I expect you are paying attention to the Thermalright TY-14x series and the Noctua NF-A14 and NF-A15. The two Noctuas are identical except for the frame. Between the Noctuas and the Thermalrights, the TR-140's were the quietest, most effective 140mm fans until the Noctuas came out. All of those fans act quietly, push adequate cfm's and adequate static pressure. They all achieve a great balance.
To my eyes, the Noctuas are a small evolution of the TY-14x design. The NF-A15 frames even have the same 139x150mm as the TR's. Both are superb designs.
The interesting thing about the Noctuas is that they sell you both the full frame fan with standard 140mm screw holes, and the "different" frame with 120mm screw holes. But I don't think you need an oval or oblong frame. A round one is fine, unless you do it for aerodynamic reasons. But having both allows you to use the same blade set and the same motor, conserving your investment.
PWM control is a must. You only get the cooling (and hence, the noise) you need when you need it. Otherwise, it's at idle.
I built my new rig with PWM controlled intake and mid-case fans. The PWM for those fans is set by the motherboard to respond to chipset temps. I have another intake fan (TY-140, a PWM fan) feeding cool air to my heatsink, which runs two NF-A15 PWM's. All three are running on PWM control that responds to the CPU ihs temps.

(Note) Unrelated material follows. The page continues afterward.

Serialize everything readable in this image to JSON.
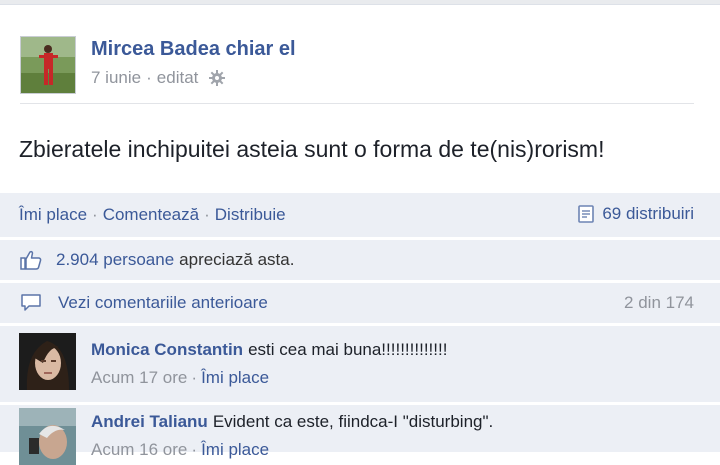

Zalman makes/made a PWM Mate. Very clever way to control PWM fans, except that putting it in/on your case is not attractive. Better: a Corsair app (similar to what you already have for your PSU's?) that reads chipset temps, CPU core temps and gpu temps. You set the app to tell fans how fast to run, and the app outputs that to USB. You could sell an inexpensive controller that plugs into a USB port, reads the app's output and tells each PWM fan what to do. (I say PWM because a fan controller using Voltage control is either expensive or can make some fans sound nasty.) With the app and the pwm controller, fans set to cool the chipset, the gpu and the cpu would all have their marching orders -- separately. And if you have -- as I do -- different fans doing a similar task (e.g. -- high static pressure case intake and high cfm mid-case) they can receive different speed control, all done in software and executed by your widget. (Speedfan does something like this now, but that app is difficult to learn how to configure, and uses the motherboard's own controller. Corsair has done better.)
No intake fan should bring unfiltered air into a case. You should sell add-on filters if you do not already do so, to complement the fans you sell.
Finally: LED's. Yes, I know purists hate them. But my daughter chose a Yate Loon 140mm fan over others because it had LED's. Sometimes pretty sells when all the competitors offer fans that are Good Enough. What you need to do to be different is to sell 120mm and 140mm LED fans with PWM control. Unique.